Par ces motifs : LA COUR, Reçoit les époux Youbi en leur appel régulier en la forme et le dit bien fondé. Réformant le jugement déféré et statuant à nouveau: Annule l'adjudication prononcée le 19 juillet 2000 au profit de Florence Santifoller, épouse Youbi, née le 30 janvier 1973 à Bordeaux (Gironde), urbaniste, de nationalité française, demeurant 2 rue du Commandant Charcot à Ambes (Gironde) d'un immeuble situé au lieu-dit "Les marets" commune de Saint Michel de Montaigne (Dordogne), cadastré section AL n° 823 et AL N 856, moyennant le prix de 30 489,80 (200 000 F) publiée à la Conservation des Hypothèques de Bergerac le 8 novembre 2000, volume 2000 P n° 5163. Ordonne la publication du présent arrêt à la Conservation des Hypothèques de Bergerac. Condamne les consorts Chivert à restituer aux époux Youbi le prix de vente de l'immeuble soit la somme de 30 489,80 (200 000 F).
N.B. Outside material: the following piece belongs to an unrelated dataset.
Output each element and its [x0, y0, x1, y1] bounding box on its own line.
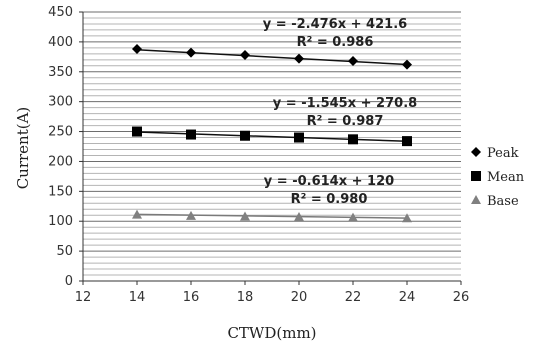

Condamne par ailleurs in solidum les consorts Chivert et Claude Bugnet à payer aux époux Youbi la somme de 3 000 euro à titre de dommages et intérêts. Condamne les consorts Chivert à payer aux époux Youbi la somme de 1 500 au titre de l'article 700 du nouveau Code de procédure civile. Déboute les parties de toutes demandes plus amples ou contraires. Condamne les consorts Chivert aux entiers dépens de première instance et d'appel et, en ce qui concerne ces derniers, autorise les avoués de la cause à recouvrer directement ceux dont ils ont pu faire l'avance sans avoir reçu provision.